Once there is transparency, then the next step is to determine where profits are legitimately made. This means that the policing of royalties and transfer pricing cannot be at the whim of large corporates but there has to be international agreements that specify what is allowable. International tax laws should not predetermine rates of tax, but double taxation should not equate to zero taxation – it has to mean that tax is payable in the countries where the business is done.

The final requirement is to ensure that beneficial owners of companies are known by the taxation authorities. Why companies and trusts are allowed to be secret is beyond the comprehension of almost all of us. As Richard Murphy (Tax Research UK) has written, over 500,000 companies in the UK are struck off each year. Around a third never file accounts.  He estimates that the tax lost as a result could be upwards of £16bn per year from companies that trade but do not file accounts or tax returns.

That is in the UK alone.

Can’t Spend, can’t stop spending

Can’t tax, can’t stop taxing

 

The dilemma of western Governments that find austerity too much, too soon and who (outside of those in serious trouble like Greece, Cyprus and Spain) are unwilling to torment their citizens with mass unemployment and soup kitchens is great. This means that the deficiencies that have been all too apparent in corporate taxation for so long are seen as the final option. The 2007 banking-induced calamity has made such huge financial contortions in countries such as the UK and the USA that even the precious not-to-be-disturbed tax havens and secrecy laws are under pressure.

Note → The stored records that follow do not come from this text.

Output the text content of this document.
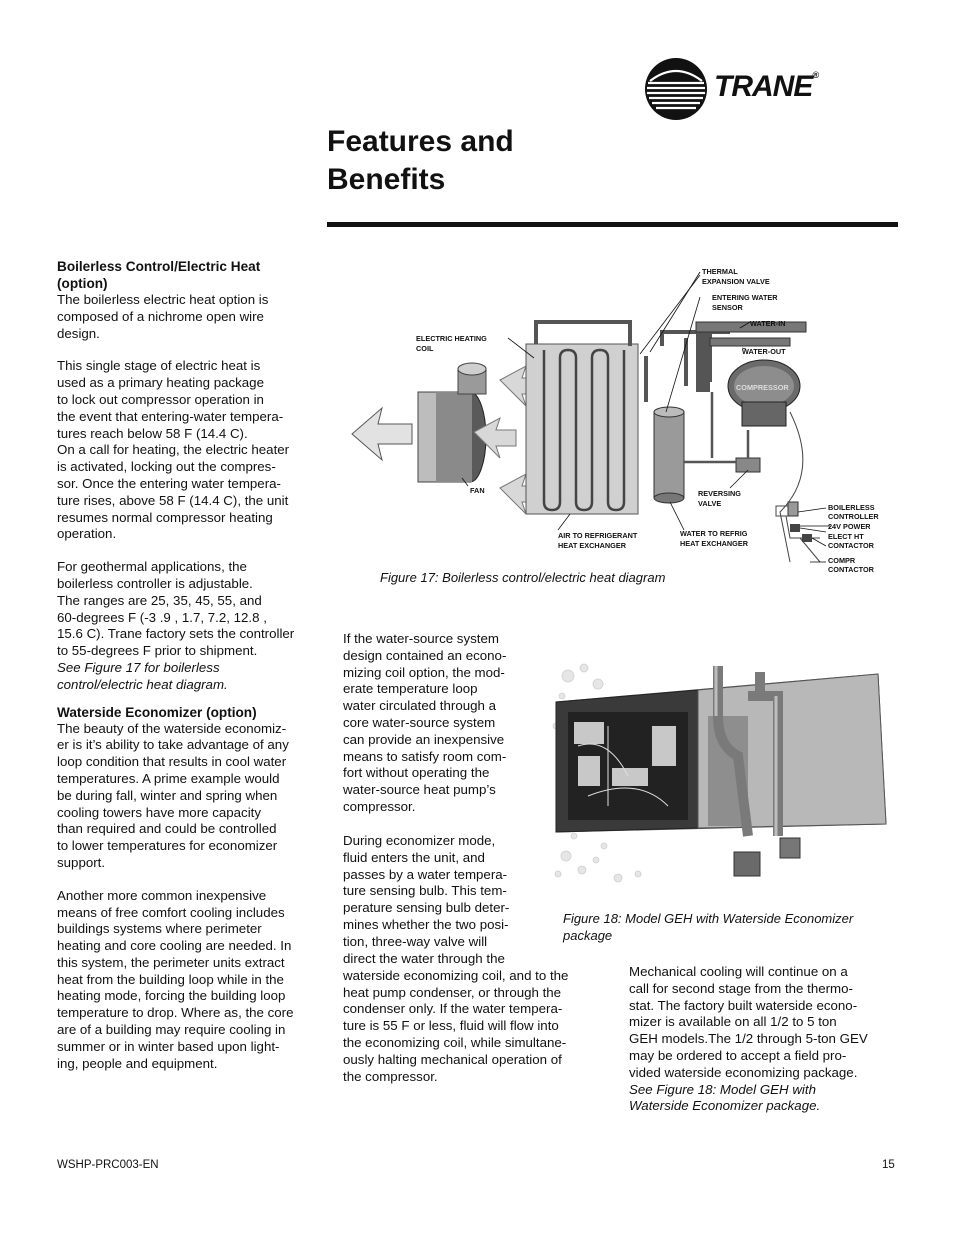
TRANE®
Features and
Benefits

Boilerless Control/Electric Heat
(option)

The boilerless electric heat option is
composed of a nichrome open wire
design.

This single stage of electric heat is
used as a primary heating package
to lock out compressor operation in
the event that entering-water tempera-
tures reach below 58 F (14.4 C).
On a call for heating, the electric heater
is activated, locking out the compres-
sor. Once the entering water tempera-
ture rises, above 58 F (14.4 C), the unit
resumes normal compressor heating
operation.

For geothermal applications, the
boilerless controller is adjustable.
The ranges are 25, 35, 45, 55, and
60-degrees F (-3 .9 , 1.7, 7.2, 12.8 ,
15.6 C). Trane factory sets the controller
to 55-degrees F prior to shipment.

See Figure 17 for boilerless
control/electric heat diagram.

Waterside Economizer (option)

The beauty of the waterside economiz-
er is it’s ability to take advantage of any
loop condition that results in cool water
temperatures. A prime example would
be during fall, winter and spring when
cooling towers have more capacity
than required and could be controlled
to lower temperatures for economizer
support.

Another more common inexpensive
means of free comfort cooling includes
buildings systems where perimeter
heating and core cooling are needed. In
this system, the perimeter units extract
heat from the building loop while in the
heating mode, forcing the building loop
temperature to drop. Where as, the core
are of a building may require cooling in
summer or in winter based upon light-
ing, people and equipment.

THERMAL
EXPANSION VALVE
ENTERING WATER
SENSOR
WATER-IN
WATER-OUT
ELECTRIC HEATING
COIL
COMPRESSOR
FAN	REVERSING
VALVE
AIR TO REFRIGERANT
HEAT EXCHANGER
WATER TO REFRIG
HEAT EXCHANGER
BOILERLESS
CONTROLLER
24V POWER
ELECT HT
CONTACTOR
COMPR
CONTACTOR
Figure 17: Boilerless control/electric heat diagram
If the water-source system
design contained an econo-
mizing coil option, the mod-
erate temperature loop
water circulated through a
core water-source system
can provide an inexpensive
means to satisfy room com-
fort without operating the
water-source heat pump’s
compressor.
During economizer mode,
fluid enters the unit, and
passes by a water tempera-
ture sensing bulb. This tem-
perature sensing bulb deter-
mines whether the two posi-
tion, three-way valve will
direct the water through the
waterside economizing coil, and to the
heat pump condenser, or through the
condenser only. If the water tempera-
ture is 55 F or less, fluid will flow into
the economizing coil, while simultane-
ously halting mechanical operation of
the compressor.
Figure 18: Model GEH with Waterside Economizer
package

Mechanical cooling will continue on a
call for second stage from the thermo-
stat. The factory built waterside econo-
mizer is available on all 1/2 to 5 ton
GEH models.The 1/2 through 5-ton GEV
may be ordered to accept a field pro-
vided waterside economizing package.

See Figure 18: Model GEH with
Waterside Economizer package.

WSHP-PRC003-EN	15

The G8, chaired by the UK and in Northern Ireland (rather than one of the many UK protectorates that operate as tax havens), does provide an opportunity to generate support for the ending of the nonsense that the current corporate tax system provides. Gleneagles (eight years ago) was all about international development and led to significant and positive change (even if not all the promises have been fulfilled). The same pressure and openness about tax havens and secrecy in international finance could lead to more sensible and pragmatic tax systems and, eventually (if pursued vigorously) to far less exporting of illicit funds from developing nations (such funds leave developing countries at a faster rate than aid money is put in). At least $50bn a year is lost to developing nations in Africa alone every year.

This is a great time for Enniskillen – ancient home of Hugh the Hospitable – to be remembered for its lack of hospitality to tax dodgers.